Code running on two GPUs does not reach concurrent execution and has irrelevant speedup

155 views Asked by At

I have code like this:

for(int i =0; i<2; i++)
{
    //initialization of memory and some variables
    ........
    ........
    RunDll(input image, output image); //function that calls kernel
}

Each iteration in the above loop is independent. I want to run them concurrently. So, I tried this:

for(int i =0; i<num_devices; i++)
{
    cudaSetDevice(i);
    //initialization of memory and some variables
    ........
    ........
    RunDll(input image, output image); 
    {
        RunBasicFBP_CUDA(parameters); //function that calls kernel 1

        xSegmentMetal(parameters); //CPU function

        RunBasicFP_CUDA(parameters);  //function that uses output of kernel 1 as input for kernel 2

        for (int idx_view = 0; idx_view < param.fbp.num_view; idx_view++)
        {
            for (int idx_bin = 1; idx_bin < param.fbp.num_bin-1; idx_bin++)
            {
                sino_diff[idx_view][idx_bin] = sino_org[idx_view][idx_bin] - sino_mask[idx_view][idx_bin];
            }
        }

        RunBasicFP_CUDA(parameters);
        if(some condition)
        {
            xInterpolateSinoLinear(parameters);  //CPU function
        }
        else
        {
            xInterpolateSinoPoly(parameters);  //CPU function
        }

        RunBasicFBP_CUDA( parameters );
    }
}

I am using 2 GTX 680 and I want to use these two devices concurrently. With the above code, I am not getting any speed-up. The processing time is almost the same as that when running on a single GPU.

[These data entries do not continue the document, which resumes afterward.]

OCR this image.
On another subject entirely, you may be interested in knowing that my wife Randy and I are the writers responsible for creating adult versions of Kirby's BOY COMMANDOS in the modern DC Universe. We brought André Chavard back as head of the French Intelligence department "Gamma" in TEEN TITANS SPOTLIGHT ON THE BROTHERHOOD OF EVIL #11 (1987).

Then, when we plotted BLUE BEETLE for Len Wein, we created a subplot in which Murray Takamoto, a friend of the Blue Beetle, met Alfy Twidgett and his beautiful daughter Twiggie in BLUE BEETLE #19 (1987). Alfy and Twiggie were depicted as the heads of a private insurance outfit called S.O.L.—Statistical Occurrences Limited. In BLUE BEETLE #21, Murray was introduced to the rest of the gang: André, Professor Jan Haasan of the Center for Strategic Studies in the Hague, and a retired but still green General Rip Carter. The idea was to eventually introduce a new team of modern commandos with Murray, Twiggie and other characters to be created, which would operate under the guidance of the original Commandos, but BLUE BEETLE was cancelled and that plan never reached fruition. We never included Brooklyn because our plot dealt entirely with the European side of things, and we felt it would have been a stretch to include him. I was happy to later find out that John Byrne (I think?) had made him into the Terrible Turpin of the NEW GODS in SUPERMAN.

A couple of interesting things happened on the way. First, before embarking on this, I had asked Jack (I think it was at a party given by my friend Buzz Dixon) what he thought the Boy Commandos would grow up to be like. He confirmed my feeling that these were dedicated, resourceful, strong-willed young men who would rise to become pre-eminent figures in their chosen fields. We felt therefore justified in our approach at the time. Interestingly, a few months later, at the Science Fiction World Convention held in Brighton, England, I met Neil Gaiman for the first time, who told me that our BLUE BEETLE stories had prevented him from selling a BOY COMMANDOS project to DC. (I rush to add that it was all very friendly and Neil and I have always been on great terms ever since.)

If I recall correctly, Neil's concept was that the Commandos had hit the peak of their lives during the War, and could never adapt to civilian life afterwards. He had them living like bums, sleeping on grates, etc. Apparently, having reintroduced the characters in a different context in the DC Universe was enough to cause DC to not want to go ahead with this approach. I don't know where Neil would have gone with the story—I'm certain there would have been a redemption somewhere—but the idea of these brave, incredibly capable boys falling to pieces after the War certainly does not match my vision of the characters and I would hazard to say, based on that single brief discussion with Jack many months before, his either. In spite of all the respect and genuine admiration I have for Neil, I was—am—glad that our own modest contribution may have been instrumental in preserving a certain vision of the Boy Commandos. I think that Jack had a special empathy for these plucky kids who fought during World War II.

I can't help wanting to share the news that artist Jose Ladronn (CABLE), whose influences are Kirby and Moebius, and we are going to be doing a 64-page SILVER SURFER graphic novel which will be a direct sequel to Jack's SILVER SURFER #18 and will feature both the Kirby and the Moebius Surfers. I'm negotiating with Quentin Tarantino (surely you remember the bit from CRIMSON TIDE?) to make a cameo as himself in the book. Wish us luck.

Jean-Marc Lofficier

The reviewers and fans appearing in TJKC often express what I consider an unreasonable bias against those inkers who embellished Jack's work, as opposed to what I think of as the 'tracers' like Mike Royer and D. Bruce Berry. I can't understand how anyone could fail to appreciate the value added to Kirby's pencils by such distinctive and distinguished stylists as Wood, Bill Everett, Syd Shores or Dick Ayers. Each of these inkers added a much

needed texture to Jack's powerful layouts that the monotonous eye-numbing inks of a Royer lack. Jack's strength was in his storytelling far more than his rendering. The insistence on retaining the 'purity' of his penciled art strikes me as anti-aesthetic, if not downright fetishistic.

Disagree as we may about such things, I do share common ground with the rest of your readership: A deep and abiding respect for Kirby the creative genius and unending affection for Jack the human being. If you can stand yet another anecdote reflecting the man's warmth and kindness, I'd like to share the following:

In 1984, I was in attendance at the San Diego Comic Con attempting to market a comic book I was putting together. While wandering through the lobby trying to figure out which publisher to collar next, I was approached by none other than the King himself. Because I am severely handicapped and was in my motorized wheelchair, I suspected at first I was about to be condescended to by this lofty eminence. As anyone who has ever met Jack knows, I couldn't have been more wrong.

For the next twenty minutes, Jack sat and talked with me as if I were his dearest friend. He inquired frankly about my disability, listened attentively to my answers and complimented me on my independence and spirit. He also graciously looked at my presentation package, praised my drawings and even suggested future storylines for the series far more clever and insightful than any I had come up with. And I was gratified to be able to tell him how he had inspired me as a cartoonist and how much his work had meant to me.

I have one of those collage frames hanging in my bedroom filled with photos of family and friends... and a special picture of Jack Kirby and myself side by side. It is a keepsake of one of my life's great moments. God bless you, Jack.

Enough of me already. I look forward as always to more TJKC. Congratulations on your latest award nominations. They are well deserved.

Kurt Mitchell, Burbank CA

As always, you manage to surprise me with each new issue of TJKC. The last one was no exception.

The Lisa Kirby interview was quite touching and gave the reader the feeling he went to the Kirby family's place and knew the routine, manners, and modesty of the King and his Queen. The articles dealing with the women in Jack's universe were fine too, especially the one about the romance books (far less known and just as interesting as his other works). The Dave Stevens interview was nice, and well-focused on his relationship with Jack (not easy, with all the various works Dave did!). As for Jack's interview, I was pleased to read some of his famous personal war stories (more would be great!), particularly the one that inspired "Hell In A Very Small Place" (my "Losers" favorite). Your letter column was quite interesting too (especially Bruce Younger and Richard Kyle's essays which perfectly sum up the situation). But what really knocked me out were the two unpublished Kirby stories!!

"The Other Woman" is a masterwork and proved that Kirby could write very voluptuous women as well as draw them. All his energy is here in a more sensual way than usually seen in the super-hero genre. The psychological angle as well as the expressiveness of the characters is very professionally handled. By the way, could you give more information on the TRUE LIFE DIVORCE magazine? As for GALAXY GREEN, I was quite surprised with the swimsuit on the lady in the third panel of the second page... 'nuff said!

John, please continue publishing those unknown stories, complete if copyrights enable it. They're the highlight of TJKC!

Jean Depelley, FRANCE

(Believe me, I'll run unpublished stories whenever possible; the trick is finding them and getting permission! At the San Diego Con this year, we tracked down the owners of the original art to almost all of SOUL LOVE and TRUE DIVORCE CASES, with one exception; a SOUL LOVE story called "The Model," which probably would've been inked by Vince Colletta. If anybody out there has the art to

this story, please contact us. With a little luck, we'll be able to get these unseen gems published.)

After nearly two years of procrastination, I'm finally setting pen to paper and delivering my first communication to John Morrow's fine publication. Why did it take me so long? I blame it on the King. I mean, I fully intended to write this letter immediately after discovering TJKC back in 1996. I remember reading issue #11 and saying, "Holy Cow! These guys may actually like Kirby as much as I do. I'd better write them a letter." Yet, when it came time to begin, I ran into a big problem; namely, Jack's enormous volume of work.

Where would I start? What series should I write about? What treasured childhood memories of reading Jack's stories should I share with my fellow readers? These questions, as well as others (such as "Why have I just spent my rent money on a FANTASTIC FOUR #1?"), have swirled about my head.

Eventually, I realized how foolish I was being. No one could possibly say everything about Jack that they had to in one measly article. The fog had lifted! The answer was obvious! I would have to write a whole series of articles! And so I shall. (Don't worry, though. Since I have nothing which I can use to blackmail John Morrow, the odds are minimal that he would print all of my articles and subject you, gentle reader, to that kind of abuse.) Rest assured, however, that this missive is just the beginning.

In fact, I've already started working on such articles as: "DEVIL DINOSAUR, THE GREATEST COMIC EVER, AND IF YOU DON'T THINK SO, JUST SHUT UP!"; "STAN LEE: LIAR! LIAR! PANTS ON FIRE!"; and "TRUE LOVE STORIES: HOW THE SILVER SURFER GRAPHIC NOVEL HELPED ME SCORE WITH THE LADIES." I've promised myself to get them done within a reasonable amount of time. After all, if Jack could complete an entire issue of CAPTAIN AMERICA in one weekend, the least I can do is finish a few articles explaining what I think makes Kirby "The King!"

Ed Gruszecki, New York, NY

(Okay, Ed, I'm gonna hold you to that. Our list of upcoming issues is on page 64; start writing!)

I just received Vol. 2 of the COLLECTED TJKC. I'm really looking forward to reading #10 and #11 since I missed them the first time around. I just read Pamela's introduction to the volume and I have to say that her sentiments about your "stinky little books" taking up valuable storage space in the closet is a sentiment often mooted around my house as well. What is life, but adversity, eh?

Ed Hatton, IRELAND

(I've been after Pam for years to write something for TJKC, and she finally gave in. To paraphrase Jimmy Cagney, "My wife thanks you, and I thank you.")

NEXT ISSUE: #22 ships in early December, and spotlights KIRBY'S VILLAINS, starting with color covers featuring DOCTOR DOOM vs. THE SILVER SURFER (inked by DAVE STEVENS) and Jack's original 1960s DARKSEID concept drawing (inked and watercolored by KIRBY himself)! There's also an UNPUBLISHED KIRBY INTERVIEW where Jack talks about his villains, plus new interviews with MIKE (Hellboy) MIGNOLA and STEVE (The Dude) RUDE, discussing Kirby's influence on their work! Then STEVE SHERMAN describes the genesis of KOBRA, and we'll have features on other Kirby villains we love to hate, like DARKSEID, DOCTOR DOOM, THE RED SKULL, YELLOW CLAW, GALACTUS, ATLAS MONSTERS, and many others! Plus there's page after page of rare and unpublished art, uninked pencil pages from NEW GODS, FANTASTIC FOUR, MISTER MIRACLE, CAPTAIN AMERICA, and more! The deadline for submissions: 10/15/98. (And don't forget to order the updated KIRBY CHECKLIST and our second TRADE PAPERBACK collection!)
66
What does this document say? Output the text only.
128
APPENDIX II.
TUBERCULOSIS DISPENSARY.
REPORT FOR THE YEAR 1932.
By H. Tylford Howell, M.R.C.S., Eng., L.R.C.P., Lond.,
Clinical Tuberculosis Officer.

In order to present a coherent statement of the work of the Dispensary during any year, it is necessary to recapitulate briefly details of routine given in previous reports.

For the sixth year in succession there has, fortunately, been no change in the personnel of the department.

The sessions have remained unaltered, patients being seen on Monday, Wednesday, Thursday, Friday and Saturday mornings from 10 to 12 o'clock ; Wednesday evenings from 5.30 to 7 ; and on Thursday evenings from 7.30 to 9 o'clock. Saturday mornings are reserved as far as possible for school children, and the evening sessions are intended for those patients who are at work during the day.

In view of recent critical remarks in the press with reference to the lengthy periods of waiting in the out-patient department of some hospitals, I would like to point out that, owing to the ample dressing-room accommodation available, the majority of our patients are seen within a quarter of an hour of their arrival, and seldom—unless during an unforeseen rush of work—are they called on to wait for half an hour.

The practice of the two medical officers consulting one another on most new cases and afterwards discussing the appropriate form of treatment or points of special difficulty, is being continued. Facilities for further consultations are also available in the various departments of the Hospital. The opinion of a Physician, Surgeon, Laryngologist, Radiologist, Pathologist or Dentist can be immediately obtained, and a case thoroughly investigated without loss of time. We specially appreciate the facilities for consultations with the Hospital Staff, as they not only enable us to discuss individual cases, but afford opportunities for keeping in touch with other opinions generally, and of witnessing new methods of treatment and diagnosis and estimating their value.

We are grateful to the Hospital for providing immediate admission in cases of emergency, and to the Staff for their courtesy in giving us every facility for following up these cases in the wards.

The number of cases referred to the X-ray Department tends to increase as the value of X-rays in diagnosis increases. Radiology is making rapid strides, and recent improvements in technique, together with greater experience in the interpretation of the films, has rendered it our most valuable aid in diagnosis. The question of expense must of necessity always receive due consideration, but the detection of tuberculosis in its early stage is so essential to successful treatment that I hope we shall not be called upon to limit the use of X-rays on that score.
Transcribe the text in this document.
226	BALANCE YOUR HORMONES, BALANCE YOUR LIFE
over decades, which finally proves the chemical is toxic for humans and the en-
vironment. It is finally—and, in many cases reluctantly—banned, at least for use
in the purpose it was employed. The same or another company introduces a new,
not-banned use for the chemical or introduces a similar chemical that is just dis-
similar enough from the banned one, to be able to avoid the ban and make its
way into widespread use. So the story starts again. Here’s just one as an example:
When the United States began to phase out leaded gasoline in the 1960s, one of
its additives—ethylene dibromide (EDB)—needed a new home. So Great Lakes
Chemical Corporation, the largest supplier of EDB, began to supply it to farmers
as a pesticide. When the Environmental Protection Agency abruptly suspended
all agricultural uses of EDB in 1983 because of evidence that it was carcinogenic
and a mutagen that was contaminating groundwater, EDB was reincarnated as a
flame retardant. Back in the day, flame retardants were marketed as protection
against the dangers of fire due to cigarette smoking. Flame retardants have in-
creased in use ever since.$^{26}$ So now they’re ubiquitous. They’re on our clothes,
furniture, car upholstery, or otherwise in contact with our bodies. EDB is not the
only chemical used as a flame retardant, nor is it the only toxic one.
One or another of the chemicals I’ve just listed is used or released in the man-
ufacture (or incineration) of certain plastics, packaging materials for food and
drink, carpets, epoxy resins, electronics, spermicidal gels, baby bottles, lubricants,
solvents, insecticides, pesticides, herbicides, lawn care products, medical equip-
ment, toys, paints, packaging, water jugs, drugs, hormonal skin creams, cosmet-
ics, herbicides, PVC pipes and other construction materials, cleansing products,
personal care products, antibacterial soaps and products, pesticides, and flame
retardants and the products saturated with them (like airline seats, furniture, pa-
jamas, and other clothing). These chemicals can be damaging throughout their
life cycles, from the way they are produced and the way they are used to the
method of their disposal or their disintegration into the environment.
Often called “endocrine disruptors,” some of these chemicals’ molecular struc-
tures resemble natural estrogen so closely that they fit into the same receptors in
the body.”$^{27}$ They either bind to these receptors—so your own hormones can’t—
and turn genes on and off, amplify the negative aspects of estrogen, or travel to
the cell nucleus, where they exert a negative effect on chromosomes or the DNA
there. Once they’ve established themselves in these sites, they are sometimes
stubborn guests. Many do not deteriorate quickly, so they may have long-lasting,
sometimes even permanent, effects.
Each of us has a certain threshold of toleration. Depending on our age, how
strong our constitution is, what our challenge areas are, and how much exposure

How can I reach concurrent execution on the two available devices?

2

There are 2 answers

0
Tom On BEST ANSWER

In your comment you say:

RunDll has two kernels and they are being launched one by one. Kernels do have cudaThreadSynchronize()

Note that cudaThreadSynchronize() is equivalent to cudaDeviceSynchronize() (and the former is actually deprecated) which means that you will run on one GPU, synchronise, then run on the other GPU. Also note that cudaMemcpy() is a blocking routine, you would need the cudaMemcpyAsync() version to avoid all blocking (as pointed out by @JackOLantern in comments).

In general, you will need to post more details of what is inside RunDLL() since without that your questions does not have enough information to give a definitive answer. Ideally follow these guidelines.

0
Vitality On

In my answer to your previous post (Concurrently running two for loops with same number of loop cycles involving GPU and CPU tasks on two GPU), I pointed out that you would not have achieved a speedup of 2 when using 2 GPUs.

To explain why, let us consider the following code snippet

Kernel1<<<...,...>>>(...); // assume Kernel1 takes t1 seconds

// assume CPUFunction + cudaMemcpys take tCPU seconds
cudaMemcpy(...,...,...,cudaMemcpyDeviceToHost); // copy the results of Kernel1 to CPU
CPUFunction(...); // assume it takes tCPU seconds
cudaMemcpy(...,...,...,cudaMemcpyHostToDevice); // copy data from the CPU to Kernel2

Kernel2<<<...,...>>>(...); // assume it takes t2 seconds

It doesn't matter if I'm using cudaDeviceSynchronize() or cudaMemcpy to obtain synchronization.

The cost of executing the above code snippet in the for loop on one GPU only is

t1 + tCPU + t2 + t1 + tCPU + t2 = 2t1 + 2tCPU + 2t2

In the case of 2 GPUs, if you were able to achieve perfect concurrency of the execution of Kernel1 and Kernel2 on the two different GPUs, then the cost of executing the above code snippet would be

t1 (concurrent execution of Kernel1 on the two GPUs) + 2*tCPU (you need two calls to the CPU function, each for a different instance of the output of Kernel1) + t2 (concurrent execution of Kernel2 on the two GPUs)

Accordingly, the speedup achieved by using two GPUs instead of one would be

(2*(t1 + tCPU + t2))/(t1 + 2tCPU + t2)

When tCPU is equal to zero, the speedup becomes 2.

This is an expression of Amdahl's law.